Does it seem to be effective to anyone? And how about deferrals? Does that seem to be a loop hole that levels the playing field?
The laughable part is the teams that have all the advantages don’t have the smarts to take advantage of them and win rings consistently. The days of money buying half the rings from the 1920s to 1962 are over.
I guess the front offices have learned how to compensate for not having unlimited money. When that stops happening, the game will be just as boring as it was for 40 years when the Yankees bought their rings.
Thank goodness for the Friedmans and Cashmans of the baseball world, otherwise there would be truly dominant organizations winning rings every year..
MetsFan74
With the Dodgers deferrals, doesn’t that mean that the 46 million or whatever will be charged every year against them until it’s paid off?
irritater
After reading all of these comments, I need a drink!!
Dutch
Top 3 teams miss the playoffs haha
bullred
I think the Jays were only going into the luxury tax levels to try and persuade Ohtani to come to Toronto.
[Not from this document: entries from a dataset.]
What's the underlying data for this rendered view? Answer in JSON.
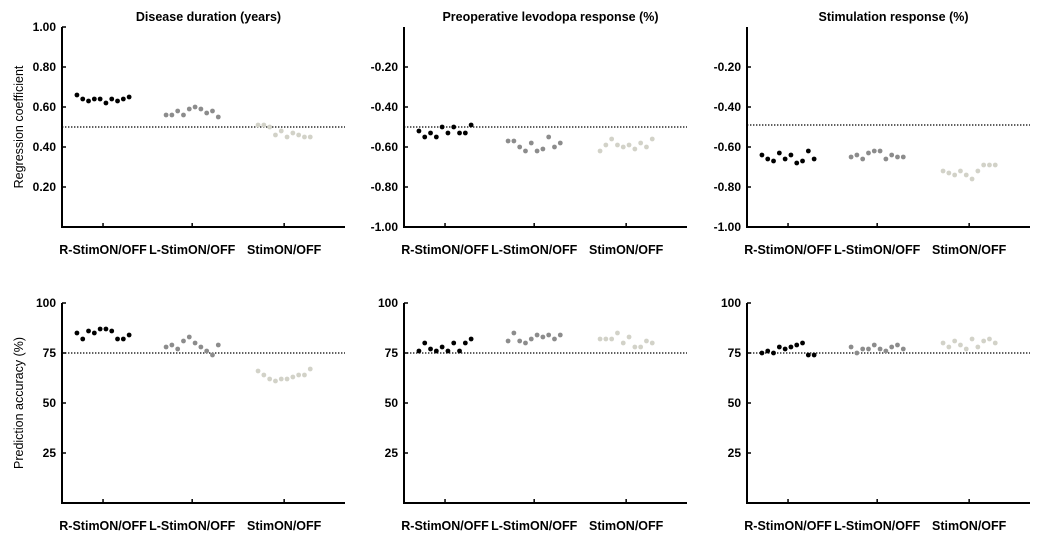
{
  "colors": {
    "R-StimON/OFF": "#000000",
    "L-StimON/OFF": "#8c8c8c",
    "StimON/OFF": "#d2d2c8",
    "axis": "#000000"
  },
  "chart_data": [
    {
      "type": "scatter",
      "row": 0,
      "col": 0,
      "title": "Disease duration (years)",
      "ylabel": "Regression coefficient",
      "ylim": [
        0,
        1.0
      ],
      "yticks": [
        0.2,
        0.4,
        0.6,
        0.8,
        1.0
      ],
      "ytick_labels": [
        "0.20",
        "0.40",
        "0.60",
        "0.80",
        "1.00"
      ],
      "categories": [
        "R-StimON/OFF",
        "L-StimON/OFF",
        "StimON/OFF"
      ],
      "reference_line": 0.5,
      "series": [
        {
          "name": "R-StimON/OFF",
          "values": [
            0.66,
            0.64,
            0.63,
            0.64,
            0.64,
            0.62,
            0.64,
            0.63,
            0.64,
            0.65
          ]
        },
        {
          "name": "L-StimON/OFF",
          "values": [
            0.56,
            0.56,
            0.58,
            0.56,
            0.59,
            0.6,
            0.59,
            0.57,
            0.58,
            0.55
          ]
        },
        {
          "name": "StimON/OFF",
          "values": [
            0.51,
            0.51,
            0.5,
            0.46,
            0.48,
            0.45,
            0.47,
            0.46,
            0.45,
            0.45
          ]
        }
      ]
    },
    {
      "type": "scatter",
      "row": 0,
      "col": 1,
      "title": "Preoperative levodopa response (%)",
      "ylabel": "",
      "ylim": [
        -1.0,
        0
      ],
      "yticks": [
        -1.0,
        -0.8,
        -0.6,
        -0.4,
        -0.2
      ],
      "ytick_labels": [
        "-1.00",
        "-0.80",
        "-0.60",
        "-0.40",
        "-0.20"
      ],
      "categories": [
        "R-StimON/OFF",
        "L-StimON/OFF",
        "StimON/OFF"
      ],
      "reference_line": -0.5,
      "series": [
        {
          "name": "R-StimON/OFF",
          "values": [
            -0.52,
            -0.55,
            -0.53,
            -0.55,
            -0.5,
            -0.53,
            -0.5,
            -0.53,
            -0.53,
            -0.49
          ]
        },
        {
          "name": "L-StimON/OFF",
          "values": [
            -0.57,
            -0.57,
            -0.6,
            -0.62,
            -0.58,
            -0.62,
            -0.61,
            -0.55,
            -0.6,
            -0.58
          ]
        },
        {
          "name": "StimON/OFF",
          "values": [
            -0.62,
            -0.59,
            -0.56,
            -0.59,
            -0.6,
            -0.59,
            -0.61,
            -0.58,
            -0.6,
            -0.56
          ]
        }
      ]
    },
    {
      "type": "scatter",
      "row": 0,
      "col": 2,
      "title": "Stimulation response (%)",
      "ylabel": "",
      "ylim": [
        -1.0,
        0
      ],
      "yticks": [
        -1.0,
        -0.8,
        -0.6,
        -0.4,
        -0.2
      ],
      "ytick_labels": [
        "-1.00",
        "-0.80",
        "-0.60",
        "-0.40",
        "-0.20"
      ],
      "categories": [
        "R-StimON/OFF",
        "L-StimON/OFF",
        "StimON/OFF"
      ],
      "reference_line": -0.49,
      "series": [
        {
          "name": "R-StimON/OFF",
          "values": [
            -0.64,
            -0.66,
            -0.67,
            -0.63,
            -0.66,
            -0.64,
            -0.68,
            -0.67,
            -0.62,
            -0.66
          ]
        },
        {
          "name": "L-StimON/OFF",
          "values": [
            -0.65,
            -0.64,
            -0.66,
            -0.63,
            -0.62,
            -0.62,
            -0.66,
            -0.64,
            -0.65,
            -0.65
          ]
        },
        {
          "name": "StimON/OFF",
          "values": [
            -0.72,
            -0.73,
            -0.74,
            -0.72,
            -0.74,
            -0.76,
            -0.72,
            -0.69,
            -0.69,
            -0.69
          ]
        }
      ]
    },
    {
      "type": "scatter",
      "row": 1,
      "col": 0,
      "title": "",
      "ylabel": "Prediction accuracy (%)",
      "ylim": [
        0,
        100
      ],
      "yticks": [
        25,
        50,
        75,
        100
      ],
      "ytick_labels": [
        "25",
        "50",
        "75",
        "100"
      ],
      "categories": [
        "R-StimON/OFF",
        "L-StimON/OFF",
        "StimON/OFF"
      ],
      "reference_line": 75,
      "series": [
        {
          "name": "R-StimON/OFF",
          "values": [
            85,
            82,
            86,
            85,
            87,
            87,
            86,
            82,
            82,
            84
          ]
        },
        {
          "name": "L-StimON/OFF",
          "values": [
            78,
            79,
            77,
            81,
            83,
            80,
            78,
            76,
            74,
            79
          ]
        },
        {
          "name": "StimON/OFF",
          "values": [
            66,
            64,
            62,
            61,
            62,
            62,
            63,
            64,
            64,
            67
          ]
        }
      ]
    },
    {
      "type": "scatter",
      "row": 1,
      "col": 1,
      "title": "",
      "ylabel": "",
      "ylim": [
        0,
        100
      ],
      "yticks": [
        25,
        50,
        75,
        100
      ],
      "ytick_labels": [
        "25",
        "50",
        "75",
        "100"
      ],
      "categories": [
        "R-StimON/OFF",
        "L-StimON/OFF",
        "StimON/OFF"
      ],
      "reference_line": 75,
      "series": [
        {
          "name": "R-StimON/OFF",
          "values": [
            76,
            80,
            77,
            76,
            78,
            76,
            80,
            76,
            80,
            82
          ]
        },
        {
          "name": "L-StimON/OFF",
          "values": [
            81,
            85,
            81,
            80,
            82,
            84,
            83,
            84,
            82,
            84
          ]
        },
        {
          "name": "StimON/OFF",
          "values": [
            82,
            82,
            82,
            85,
            80,
            83,
            78,
            78,
            81,
            80
          ]
        }
      ]
    },
    {
      "type": "scatter",
      "row": 1,
      "col": 2,
      "title": "",
      "ylabel": "",
      "ylim": [
        0,
        100
      ],
      "yticks": [
        25,
        50,
        75,
        100
      ],
      "ytick_labels": [
        "25",
        "50",
        "75",
        "100"
      ],
      "categories": [
        "R-StimON/OFF",
        "L-StimON/OFF",
        "StimON/OFF"
      ],
      "reference_line": 75,
      "series": [
        {
          "name": "R-StimON/OFF",
          "values": [
            75,
            76,
            75,
            78,
            77,
            78,
            79,
            80,
            74,
            74
          ]
        },
        {
          "name": "L-StimON/OFF",
          "values": [
            78,
            75,
            77,
            77,
            79,
            77,
            76,
            78,
            79,
            77
          ]
        },
        {
          "name": "StimON/OFF",
          "values": [
            80,
            78,
            81,
            79,
            77,
            82,
            78,
            81,
            82,
            80
          ]
        }
      ]
    }
  ]
}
I think they will dip back under in a couple of years after their window closes. Luxury payer is not who they are.
brucenewton
The NY teams are an embarrassment.
Nats ain't what they used to be
Payers 2 – 7 pay $133 million and Mets pay $100 million for 4th place finish. One more example of dollars not guaranteeing results.
MetsFan74
As a Mets fan it’s depressing to see that the amount could have been even worse….
t3f
It is disingenuous and incorrect to keep referring to the Ohtani deal as a $700 million deal. the cbt hit is $46 million in each of the next 10 years because the balance of the deferment is the calculated interest on that amount. In reality it is a $460 million contract. To characterize otherwise only satisfies egos and encourages others to point to the contract when negotiating their own.
t3f
Sorry. I don’t know why it posted four times.
NYCPetrovic
Robrock30, you are really ill informed. Steve Cohen has a bill like every other owner. Even though his bill is substantially bigger he’s also substantially richer than all the owners. The Mets already netted a profit of 600+ million and he’s already made an additional 5-6 billion in other areas since purchasing the Mets. So the 300 million is a drop in the bucket. Basic math. He can pay that bill with one of his Picasso’s if he wanted to lol, you do know who Picasso is?
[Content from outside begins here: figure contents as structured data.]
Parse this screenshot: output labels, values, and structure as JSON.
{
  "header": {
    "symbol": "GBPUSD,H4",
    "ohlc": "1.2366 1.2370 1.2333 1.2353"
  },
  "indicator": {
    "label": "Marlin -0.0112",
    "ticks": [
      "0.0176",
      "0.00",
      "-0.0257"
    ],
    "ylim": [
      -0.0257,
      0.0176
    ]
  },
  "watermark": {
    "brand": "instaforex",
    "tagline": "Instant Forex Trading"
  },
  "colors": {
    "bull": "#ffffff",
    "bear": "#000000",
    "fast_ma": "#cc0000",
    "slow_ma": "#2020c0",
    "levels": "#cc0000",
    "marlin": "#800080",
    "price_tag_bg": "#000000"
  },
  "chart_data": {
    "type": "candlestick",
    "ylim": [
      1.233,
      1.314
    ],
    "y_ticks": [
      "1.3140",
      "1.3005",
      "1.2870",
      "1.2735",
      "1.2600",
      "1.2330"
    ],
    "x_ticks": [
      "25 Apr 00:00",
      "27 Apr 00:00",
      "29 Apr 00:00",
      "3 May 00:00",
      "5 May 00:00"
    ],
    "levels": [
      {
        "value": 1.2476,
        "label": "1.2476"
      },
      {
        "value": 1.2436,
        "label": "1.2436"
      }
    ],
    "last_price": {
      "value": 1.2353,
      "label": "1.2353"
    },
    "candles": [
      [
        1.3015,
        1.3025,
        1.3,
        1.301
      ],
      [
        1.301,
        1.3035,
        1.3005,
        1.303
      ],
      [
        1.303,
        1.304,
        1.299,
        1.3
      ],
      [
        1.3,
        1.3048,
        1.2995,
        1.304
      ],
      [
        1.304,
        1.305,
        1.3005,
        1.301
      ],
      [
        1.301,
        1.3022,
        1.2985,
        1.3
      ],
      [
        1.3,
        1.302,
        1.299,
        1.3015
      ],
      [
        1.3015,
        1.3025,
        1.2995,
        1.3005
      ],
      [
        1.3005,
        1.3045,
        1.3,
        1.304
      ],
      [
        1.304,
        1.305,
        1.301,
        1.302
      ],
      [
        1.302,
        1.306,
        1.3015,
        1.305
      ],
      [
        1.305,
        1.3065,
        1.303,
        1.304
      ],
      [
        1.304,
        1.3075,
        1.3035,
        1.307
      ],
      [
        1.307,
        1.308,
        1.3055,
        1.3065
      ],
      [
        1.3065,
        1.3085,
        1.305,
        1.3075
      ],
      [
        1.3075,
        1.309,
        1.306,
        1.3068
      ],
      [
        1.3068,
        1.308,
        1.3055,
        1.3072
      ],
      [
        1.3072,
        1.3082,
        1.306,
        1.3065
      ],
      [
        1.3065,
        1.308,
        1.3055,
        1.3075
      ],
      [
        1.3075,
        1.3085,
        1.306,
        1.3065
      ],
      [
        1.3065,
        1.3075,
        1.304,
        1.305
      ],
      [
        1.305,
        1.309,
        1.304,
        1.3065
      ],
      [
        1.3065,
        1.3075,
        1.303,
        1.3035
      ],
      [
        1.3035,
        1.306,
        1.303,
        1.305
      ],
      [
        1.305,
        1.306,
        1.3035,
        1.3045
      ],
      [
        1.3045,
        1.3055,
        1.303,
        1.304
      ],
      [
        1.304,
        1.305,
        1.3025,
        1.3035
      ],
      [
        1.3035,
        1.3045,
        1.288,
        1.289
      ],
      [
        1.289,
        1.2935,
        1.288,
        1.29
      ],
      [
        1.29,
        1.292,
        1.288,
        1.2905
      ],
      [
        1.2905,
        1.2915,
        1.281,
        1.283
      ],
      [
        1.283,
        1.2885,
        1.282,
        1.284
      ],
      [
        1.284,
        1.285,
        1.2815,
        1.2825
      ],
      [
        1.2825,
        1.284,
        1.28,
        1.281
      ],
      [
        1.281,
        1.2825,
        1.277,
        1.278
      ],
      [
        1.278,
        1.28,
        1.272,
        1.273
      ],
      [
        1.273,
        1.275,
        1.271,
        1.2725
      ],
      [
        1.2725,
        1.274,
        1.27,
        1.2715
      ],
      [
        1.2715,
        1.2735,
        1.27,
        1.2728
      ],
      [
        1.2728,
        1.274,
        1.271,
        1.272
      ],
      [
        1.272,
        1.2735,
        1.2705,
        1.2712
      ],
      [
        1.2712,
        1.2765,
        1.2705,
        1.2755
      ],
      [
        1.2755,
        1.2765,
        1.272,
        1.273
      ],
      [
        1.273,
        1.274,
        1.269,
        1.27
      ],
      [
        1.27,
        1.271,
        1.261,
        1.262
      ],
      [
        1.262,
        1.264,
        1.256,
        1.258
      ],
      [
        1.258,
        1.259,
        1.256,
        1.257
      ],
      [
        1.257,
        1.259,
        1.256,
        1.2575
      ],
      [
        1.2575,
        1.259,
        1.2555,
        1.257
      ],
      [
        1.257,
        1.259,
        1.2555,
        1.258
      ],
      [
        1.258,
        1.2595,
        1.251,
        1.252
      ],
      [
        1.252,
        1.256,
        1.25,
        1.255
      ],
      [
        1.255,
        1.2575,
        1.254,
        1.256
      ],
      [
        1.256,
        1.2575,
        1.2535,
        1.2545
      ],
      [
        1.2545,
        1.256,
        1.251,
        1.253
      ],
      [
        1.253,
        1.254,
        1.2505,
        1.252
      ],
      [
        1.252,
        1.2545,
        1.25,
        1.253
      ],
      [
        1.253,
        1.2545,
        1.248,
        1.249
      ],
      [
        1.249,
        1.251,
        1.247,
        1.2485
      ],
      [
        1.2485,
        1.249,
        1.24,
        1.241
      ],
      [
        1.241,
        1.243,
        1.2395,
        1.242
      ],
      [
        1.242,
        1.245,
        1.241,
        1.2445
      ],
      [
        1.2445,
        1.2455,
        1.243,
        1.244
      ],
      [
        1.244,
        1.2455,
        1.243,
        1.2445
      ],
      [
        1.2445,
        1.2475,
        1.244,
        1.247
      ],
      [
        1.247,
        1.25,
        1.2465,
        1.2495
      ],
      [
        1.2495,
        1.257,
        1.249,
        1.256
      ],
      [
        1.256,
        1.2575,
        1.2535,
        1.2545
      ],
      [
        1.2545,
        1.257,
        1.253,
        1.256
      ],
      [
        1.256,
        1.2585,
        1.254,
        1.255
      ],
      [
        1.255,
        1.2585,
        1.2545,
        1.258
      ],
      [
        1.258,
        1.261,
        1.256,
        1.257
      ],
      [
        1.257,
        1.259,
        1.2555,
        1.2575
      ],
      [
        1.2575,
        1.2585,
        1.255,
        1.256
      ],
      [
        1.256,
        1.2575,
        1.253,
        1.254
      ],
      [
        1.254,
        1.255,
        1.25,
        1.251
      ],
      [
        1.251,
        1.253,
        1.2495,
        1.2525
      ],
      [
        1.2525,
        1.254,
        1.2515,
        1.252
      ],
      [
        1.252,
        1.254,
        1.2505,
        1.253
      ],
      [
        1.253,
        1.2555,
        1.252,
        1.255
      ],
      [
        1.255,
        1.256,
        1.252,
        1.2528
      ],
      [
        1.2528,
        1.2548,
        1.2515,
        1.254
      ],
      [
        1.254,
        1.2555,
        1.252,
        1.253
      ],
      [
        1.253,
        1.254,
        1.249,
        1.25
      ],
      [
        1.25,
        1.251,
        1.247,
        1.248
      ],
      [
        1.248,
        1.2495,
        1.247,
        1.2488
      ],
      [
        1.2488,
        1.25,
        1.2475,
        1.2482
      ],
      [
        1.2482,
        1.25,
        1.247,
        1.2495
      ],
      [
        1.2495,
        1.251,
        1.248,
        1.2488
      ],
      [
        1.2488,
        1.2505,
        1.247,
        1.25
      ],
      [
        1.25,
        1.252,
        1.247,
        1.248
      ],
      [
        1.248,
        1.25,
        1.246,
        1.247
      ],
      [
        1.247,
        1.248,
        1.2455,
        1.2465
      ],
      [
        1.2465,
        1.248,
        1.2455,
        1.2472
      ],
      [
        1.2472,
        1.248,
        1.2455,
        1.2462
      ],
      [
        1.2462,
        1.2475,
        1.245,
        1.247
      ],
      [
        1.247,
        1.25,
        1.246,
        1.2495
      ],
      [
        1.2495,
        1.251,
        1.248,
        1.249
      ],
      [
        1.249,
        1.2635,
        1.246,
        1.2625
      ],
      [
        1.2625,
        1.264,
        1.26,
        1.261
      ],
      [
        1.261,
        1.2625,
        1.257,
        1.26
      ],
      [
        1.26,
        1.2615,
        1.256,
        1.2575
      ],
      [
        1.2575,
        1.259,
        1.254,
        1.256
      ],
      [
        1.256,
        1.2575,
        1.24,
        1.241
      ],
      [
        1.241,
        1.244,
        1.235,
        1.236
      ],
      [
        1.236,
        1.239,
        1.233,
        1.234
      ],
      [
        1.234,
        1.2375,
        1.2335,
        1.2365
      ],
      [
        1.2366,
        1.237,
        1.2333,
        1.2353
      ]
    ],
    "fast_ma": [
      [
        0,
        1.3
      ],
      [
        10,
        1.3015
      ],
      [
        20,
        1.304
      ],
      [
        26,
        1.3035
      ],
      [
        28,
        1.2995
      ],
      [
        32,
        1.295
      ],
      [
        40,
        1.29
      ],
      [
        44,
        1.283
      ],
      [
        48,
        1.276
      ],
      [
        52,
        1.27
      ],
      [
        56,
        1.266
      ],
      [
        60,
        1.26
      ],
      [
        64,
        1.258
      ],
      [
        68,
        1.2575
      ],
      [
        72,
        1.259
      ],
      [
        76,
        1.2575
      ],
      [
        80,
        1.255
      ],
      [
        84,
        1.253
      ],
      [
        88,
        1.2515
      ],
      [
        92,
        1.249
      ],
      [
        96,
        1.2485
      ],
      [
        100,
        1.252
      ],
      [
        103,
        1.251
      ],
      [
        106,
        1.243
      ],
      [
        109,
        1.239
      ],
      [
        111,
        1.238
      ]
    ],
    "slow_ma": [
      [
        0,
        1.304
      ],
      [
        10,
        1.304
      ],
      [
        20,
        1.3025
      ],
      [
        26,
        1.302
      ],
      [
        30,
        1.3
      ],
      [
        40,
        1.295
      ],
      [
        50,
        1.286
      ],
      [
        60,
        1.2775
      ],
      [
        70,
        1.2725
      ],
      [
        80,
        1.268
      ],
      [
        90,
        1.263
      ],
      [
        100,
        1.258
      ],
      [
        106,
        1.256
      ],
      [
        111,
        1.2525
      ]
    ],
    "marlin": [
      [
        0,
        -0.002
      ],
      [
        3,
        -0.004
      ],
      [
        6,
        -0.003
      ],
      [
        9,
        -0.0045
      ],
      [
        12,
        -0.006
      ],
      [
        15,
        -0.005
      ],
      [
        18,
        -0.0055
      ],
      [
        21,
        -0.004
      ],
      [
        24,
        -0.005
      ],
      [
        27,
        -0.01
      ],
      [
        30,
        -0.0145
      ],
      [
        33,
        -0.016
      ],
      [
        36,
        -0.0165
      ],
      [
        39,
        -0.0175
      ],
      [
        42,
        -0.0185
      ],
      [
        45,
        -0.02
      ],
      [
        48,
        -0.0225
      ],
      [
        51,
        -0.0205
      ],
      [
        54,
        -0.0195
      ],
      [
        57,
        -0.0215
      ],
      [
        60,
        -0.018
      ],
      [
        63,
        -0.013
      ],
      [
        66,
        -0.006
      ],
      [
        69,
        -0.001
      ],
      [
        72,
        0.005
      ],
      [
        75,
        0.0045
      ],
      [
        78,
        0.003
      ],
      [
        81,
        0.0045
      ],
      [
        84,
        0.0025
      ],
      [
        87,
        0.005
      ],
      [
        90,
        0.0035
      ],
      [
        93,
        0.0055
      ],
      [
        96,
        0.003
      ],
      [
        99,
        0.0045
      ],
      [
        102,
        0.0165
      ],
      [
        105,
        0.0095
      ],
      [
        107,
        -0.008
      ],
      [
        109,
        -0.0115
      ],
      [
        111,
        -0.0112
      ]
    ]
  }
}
As for the Casino he’s most likely going to get that done and you’ll probably end up being a guest there.
Try not to sound stupid next time.
smrtbusnisman04a
Neither of top three teams in Luxury Tax made the postseason.
The team with the best RoI was the Texas Rangers; only $1.8 million over but they gained their first World Series Championship
FLAGS FLY FOREVER
owg666
Only two of those teams had success in the playoffs. Interesting.